Lendlease is throwing its weight into an ambitious environmental program that includes the removal of upstream and downstream carbon emissions known as scope 3.

Its Scope 3 Emissions Protocol  launched at Climate Week NYC, aims to be carbon neutral all the way down the line – and up – by 2040. No offsets. And it’s asking the global industry to come along for the ride.

According to the company, the built environment contributes about 40 per cent of all carbon emissions globally, with 90 per cent of Lendlease’s own emissions classified as scope 3, that is, indirect emissions from activities such as the manufacturing of building materials (upstream activities) and from the use of electricity and natural gas by building tenants (downstream activities).

With regulators around the world increasingly focused on the disclosure of scope 3 emissions, the company believes the built environment needs to get ahead of this curve.
To help accelerate the pace and scale of decarbonisation and establish consistent and comparable scope 3 reporting boundaries across the real estate sector, it has launched a 28-page scope emissions protocol – Absolute Zero by 2040.
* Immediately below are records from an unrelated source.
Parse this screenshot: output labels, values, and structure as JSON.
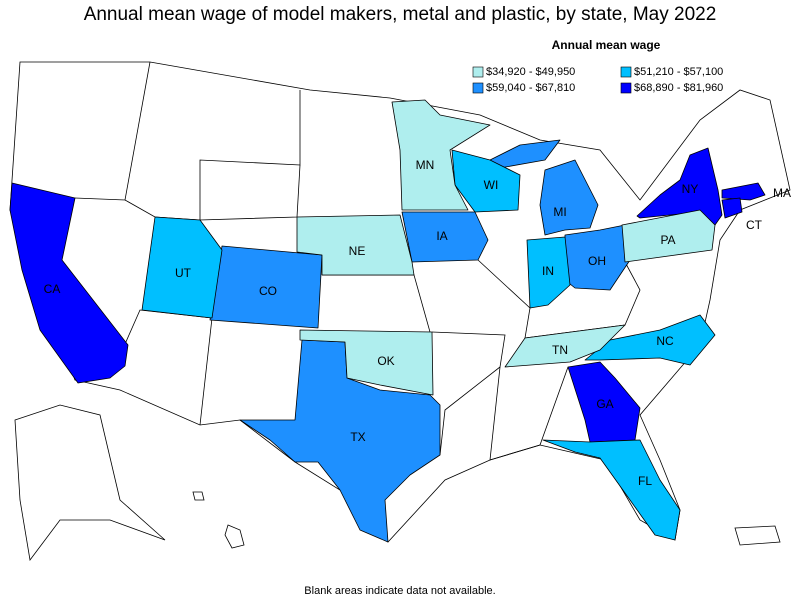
{
  "title": "Annual mean wage of model makers, metal and plastic, by state, May 2022",
  "legend": {
    "title": "Annual mean wage",
    "items": [
      {
        "label": "$34,920 - $49,950",
        "color": "#afeeee"
      },
      {
        "label": "$51,210 - $57,100",
        "color": "#00bfff"
      },
      {
        "label": "$59,040 - $67,810",
        "color": "#1e90ff"
      },
      {
        "label": "$68,890 - $81,960",
        "color": "#0000ff"
      }
    ]
  },
  "states": [
    {
      "label": "CA",
      "class": 3
    },
    {
      "label": "NY",
      "class": 3
    },
    {
      "label": "MA",
      "class": 3
    },
    {
      "label": "CT",
      "class": 3
    },
    {
      "label": "GA",
      "class": 3
    },
    {
      "label": "TX",
      "class": 2
    },
    {
      "label": "CO",
      "class": 2
    },
    {
      "label": "IA",
      "class": 2
    },
    {
      "label": "MI",
      "class": 2
    },
    {
      "label": "OH",
      "class": 2
    },
    {
      "label": "UT",
      "class": 1
    },
    {
      "label": "WI",
      "class": 1
    },
    {
      "label": "IN",
      "class": 1
    },
    {
      "label": "NC",
      "class": 1
    },
    {
      "label": "FL",
      "class": 1
    },
    {
      "label": "MN",
      "class": 0
    },
    {
      "label": "NE",
      "class": 0
    },
    {
      "label": "OK",
      "class": 0
    },
    {
      "label": "TN",
      "class": 0
    },
    {
      "label": "PA",
      "class": 0
    }
  ],
  "note": "Blank areas indicate data not available."
}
The document outlines the company’s current view on scope 3 emissions’ reporting boundaries and is designed to be a model for others in real estate investments, development and construction.

Data sharing platform

Lendlease has now called for others in the industry – including developers, builders and construction material manufacturers – to join it in the challenge.
It has also called for an industry-wide data-sharing platform to enable the exchange of digitised, verified scope 3 emissions data.

Cate Harris, group head of Sustainability & Lendlease Foundation, said the protocol is a “seminal piece of work on our pathway towards our target of Absolute Zero.

“To know where to focus our decarbonisation, we need to first know how we are accounting for our scope 3 emissions – what is material and, therefore, what is in and out of scope.

“We want the protocol to spark conversation and engagement across our sector, to help drive to a consensus on how to account for and report on scope 3 emissions.

“If we can achieve this, then we can collaborate as an industry to solve the two big systemic challenges: the decarbonisation of harder-to-abate materials and the digitisation and sharing of scope 3 emissions data.”

Chief executive officer of The Green Building Council of Australia, Davina Rooney, said Lendlease’s new protocol is valuable and timely.

“The decarbonisation of the property value chain is an urgent priority …[and] …Industry
transformation is possible when we are aligned and working towards the same goal.”

According to a company spokesperson, over the past three to five years, there has been growing interest in scope 3 emissions declarations, which are now included in the International Sustainability Standards Board’s sustainability reporting standard.

“Our target to reach absolute zero by 2040 is completely different to a ‘net zero by 2050’
target. It is ambitious, but it is what we think the world needs. With our absolute zero by 2040 target, we are aiming for the elimination of scope 1, 2 and 3 emissions within the Lendlease defined boundaries – without the use of offsets,” the spokesperson said in an email.

The biggest challenge is reducing embodied carbon in the materials that developers rely on.

There was “no underestimating the challenges of decarbonising harder to abate
materials such steel, cement, aluminium and glass”.

“It will take time and investment to transform these industries, and we want to spark the conversation about an industry-wide focus to address scope 3/value chain emissions as a way to accelerate this.”

It’s why the data-sharing platform will be so important. The collaborative and industry-led Materials and Embodied Carbon Leaders program was a good model that the company would use to take its absolute zero concepts global.

With Tina Perinotto

UPDATE: This article was updated on 27 September to clarify that the launch at NY Climate Week was of the Scope 3 Emissions Protocol. Absolute zero was launched in 2021.